The problem is that she has been the editor for three decades. If she really cared about black voices and understood systemic racism on a deeper level, she would have already made some changes to the system. She’s had enough time and wields enough power to change things. But perhaps her reluctance goes deeper. “I wanna say one thing: Dame Anna Wintour is a colonial broad,” said her former colleague André Leon Talley on Sandra Bernhard’s show on SiriusXM. “She’s a colonial dame. I do not think she will ever let anything get in the way of her white privilege.” A recent New York Times article, meanwhile, speaks of how employees of colour “faced ignorance and lazy stereotyping” from white bosses around the subject of black culture.

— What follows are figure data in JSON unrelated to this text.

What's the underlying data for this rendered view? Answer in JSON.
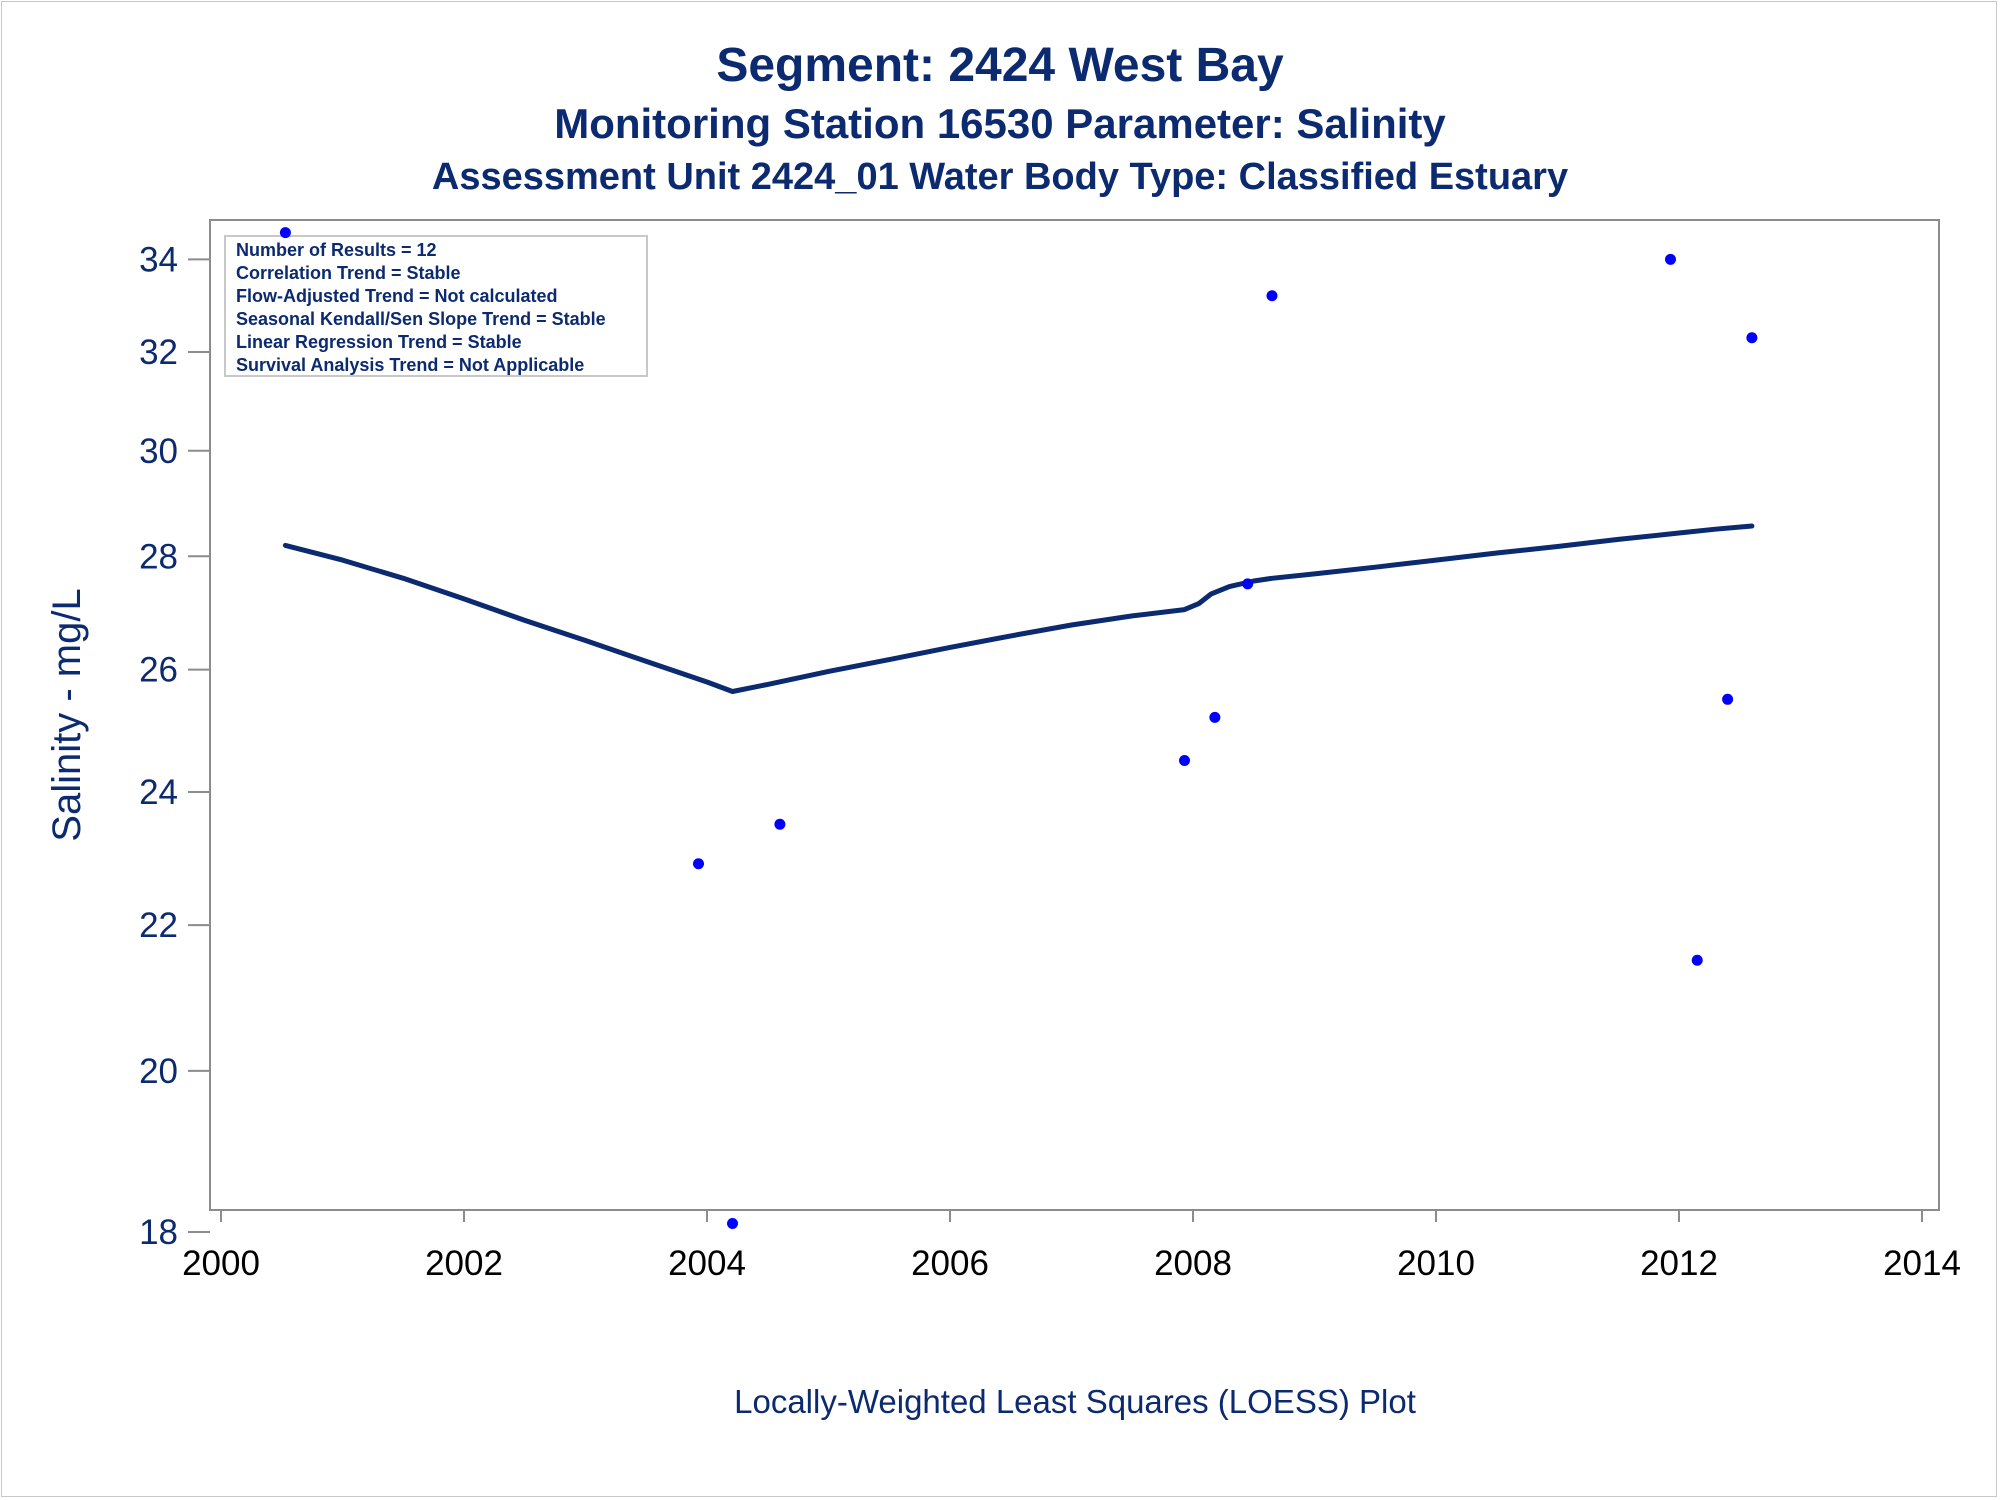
{
  "chart_data": {
    "type": "scatter",
    "title": "Segment: 2424  West Bay",
    "subtitle1": "Monitoring Station 16530 Parameter: Salinity",
    "subtitle2": "Assessment Unit 2424_01   Water Body Type: Classified Estuary",
    "xlabel": "Locally-Weighted Least Squares (LOESS) Plot",
    "ylabel": "Salinity - mg/L",
    "y_scale": "log",
    "xlim": [
      2000,
      2014
    ],
    "ylim": [
      18,
      35
    ],
    "x_ticks": [
      "2000",
      "2002",
      "2004",
      "2006",
      "2008",
      "2010",
      "2012",
      "2014"
    ],
    "y_ticks": [
      "18",
      "20",
      "22",
      "24",
      "26",
      "28",
      "30",
      "32",
      "34"
    ],
    "grid": false,
    "legend": "none",
    "stats_box": [
      "Number of Results = 12",
      "Correlation Trend = Stable",
      "Flow-Adjusted Trend = Not calculated",
      "Seasonal Kendall/Sen Slope Trend = Stable",
      "Linear Regression Trend = Stable",
      "Survival Analysis Trend = Not Applicable"
    ],
    "series": [
      {
        "type": "scatter",
        "color": "#0000ff",
        "x": [
          2000.53,
          2003.93,
          2004.21,
          2004.6,
          2007.93,
          2008.18,
          2008.45,
          2008.65,
          2011.93,
          2012.15,
          2012.4,
          2012.6
        ],
        "y": [
          34.6,
          22.9,
          18.1,
          23.5,
          24.5,
          25.2,
          27.5,
          33.2,
          34.0,
          21.5,
          25.5,
          32.3
        ]
      },
      {
        "type": "line",
        "color": "#0b2a6f",
        "x": [
          2000.53,
          2001.0,
          2001.5,
          2002.0,
          2002.5,
          2003.0,
          2003.5,
          2004.0,
          2004.21,
          2004.5,
          2005.0,
          2005.5,
          2006.0,
          2006.5,
          2007.0,
          2007.5,
          2007.93,
          2008.05,
          2008.15,
          2008.3,
          2008.5,
          2008.65,
          2009.0,
          2009.5,
          2010.0,
          2010.5,
          2011.0,
          2011.5,
          2012.0,
          2012.3,
          2012.6
        ],
        "y": [
          28.2,
          27.93,
          27.6,
          27.23,
          26.85,
          26.5,
          26.14,
          25.79,
          25.63,
          25.75,
          25.97,
          26.17,
          26.38,
          26.58,
          26.77,
          26.93,
          27.04,
          27.15,
          27.32,
          27.45,
          27.55,
          27.6,
          27.68,
          27.8,
          27.93,
          28.06,
          28.18,
          28.31,
          28.43,
          28.5,
          28.56
        ]
      }
    ]
  }
}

The lack of evolved conversations around black and brown identity can be starkly felt around the fashion industry. Major brands are being called out for racism that is visible on the shop floor and systemic and coded. The experiences of PoC workers being belittled and ignored by white superiors (microaggressions by any other name) were all too common in the testimonies of black and brown workers who spoke out amid the current racial reckoning.
Wintour’s statement seems especially lacking in actual action when you consider the stats. The Pudding did a deep dive into the skin tone of US Vogue’s cover stars. One of its findings was that three out of 81 models were black between 2000 and 2005. It’s improved over time but the models that did appear on the cover generally had a lighter skin tone, adhering to the eurocentric beauty ideal.
Beverly Johnson was US Vogue’s first black cover model, in 1974. “[My agent] said, ‘You’re on the cover.’ And I was like, ‘Oh, the cover of what?’ She said the cover of Vogue magazine. I remember my heart was racing just like it is now,” she told NPR in 2018.
But even the joy of this was covered in another reality. The reality of the Token. The idea that there is only one model of colour who is allowed to be present at any one time (similarly, André Leon Talley is the only known black member of staff at US Vogue). As the former model Grace Jones wrote in her autobiography I’ll Never Write My Memoirs, “Beverly was one of the reasons I left the States. I knew that as long as she was in place she would get everything … One black model was all they needed and I would pick up the crumbs … [Beverly] was the token black model. They didn’t need two tokens.” Indeed, the next black model to appear on the cover of US Vogue wasn’t until three years later, in 1977, with Peggy Dillard. Fortysomething years later and Joan Smalls’ brilliant and searing testimony of racism in the fashion industry described the attitude towards her as “the token black girl”.
This tokenistic approach is extended to fashion brands’ approach to their responses post-George Floyd, which have been characterised by their surface nature, treating racial issues like another trend. “The industry that profits from our black and brown bodies, our culture for constant inspiration, our music, and our images for their visuals have tiptoed around the issues. You’re part of the cycle that perpetuates these conscious behaviours,” said Smalls.
Denials of her departure notwithstanding, Wintour should be worried. Times are changing. Samira Nasr was just announced as the first editor of colour at Harper’s Bazaar since the magazine was founded in 1867, while British Vogue’s Edward Enninful has done amazing things with a radically race-conscious editorial agenda (Enninful posted selections of his favourites from the Vogue Challenge). “The world is changing right before our very eyes,” wrote the model Anok Yai in O magazine, “and we won’t be tolerant of intolerant any longer.” Tokenism is so last season.